Multivariate search for differentially expressed gene combinations
1 Department of Biostatistics and Computational Biology, University of Rochester, 601 Elmwood Avenue, Rochester, New York 14642, USA
2 Departments of Otolaryngology, Neurobiology and Anatomy, and Biomedical Engineering, University of Rochester, 601 Elmwood Avenue, Rochester, New York 14642, USA
3 Department of Probability and Statistics, Charls University, Sokolovska 83, Praha-8, CZ-18675, Czech Republic
BMC Bioinformatics 2004, 5:164 doi:10.1186/1471-2105-5-164Published: 26 October 2004
To identify differentially expressed genes, it is standard practice to test a two-sample hypothesis for each gene with a proper adjustment for multiple testing. Such tests are essentially univariate and disregard the multidimensional structure of microarray data. A more general two-sample hypothesis is formulated in terms of the joint distribution of any sub-vector of expression signals.
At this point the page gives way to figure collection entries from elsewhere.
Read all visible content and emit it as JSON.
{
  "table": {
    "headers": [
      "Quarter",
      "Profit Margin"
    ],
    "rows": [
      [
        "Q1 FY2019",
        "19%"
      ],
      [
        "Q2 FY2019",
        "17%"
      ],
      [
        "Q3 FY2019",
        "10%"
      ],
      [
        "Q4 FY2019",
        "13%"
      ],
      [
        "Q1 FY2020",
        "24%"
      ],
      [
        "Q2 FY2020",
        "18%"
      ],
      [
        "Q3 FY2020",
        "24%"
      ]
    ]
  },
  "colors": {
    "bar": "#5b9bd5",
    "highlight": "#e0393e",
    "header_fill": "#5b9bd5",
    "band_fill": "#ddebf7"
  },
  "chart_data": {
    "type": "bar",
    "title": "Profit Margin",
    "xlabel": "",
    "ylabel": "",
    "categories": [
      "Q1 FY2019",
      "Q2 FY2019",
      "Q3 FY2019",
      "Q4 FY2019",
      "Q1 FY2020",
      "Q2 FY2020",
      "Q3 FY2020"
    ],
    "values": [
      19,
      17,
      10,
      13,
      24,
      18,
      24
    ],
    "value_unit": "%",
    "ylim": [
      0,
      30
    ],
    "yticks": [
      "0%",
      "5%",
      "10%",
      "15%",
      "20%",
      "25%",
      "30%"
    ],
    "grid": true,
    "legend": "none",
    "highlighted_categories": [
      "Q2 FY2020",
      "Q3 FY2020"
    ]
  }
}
By building on an earlier proposed multivariate test statistic, we propose a new algorithm for identifying differentially expressed gene combinations. The algorithm includes an improved random search procedure designed to generate candidate gene combinations of a given size. Cross-validation is used to provide replication stability of the search procedure. A permutation two-sample test is used for significance testing. We design a multiple testing procedure to control the family-wise error rate (FWER) when selecting significant combinations of genes that result from a successive selection procedure. A target set of genes is composed of all significant combinations selected via random search.
A new algorithm has been developed to identify differentially expressed gene combinations. The performance of the proposed search-and-testing procedure has been evaluated by computer simulations and analysis of replicated Affymetrix gene array data on age-related changes in gene expression in the inner ear of CBA mice.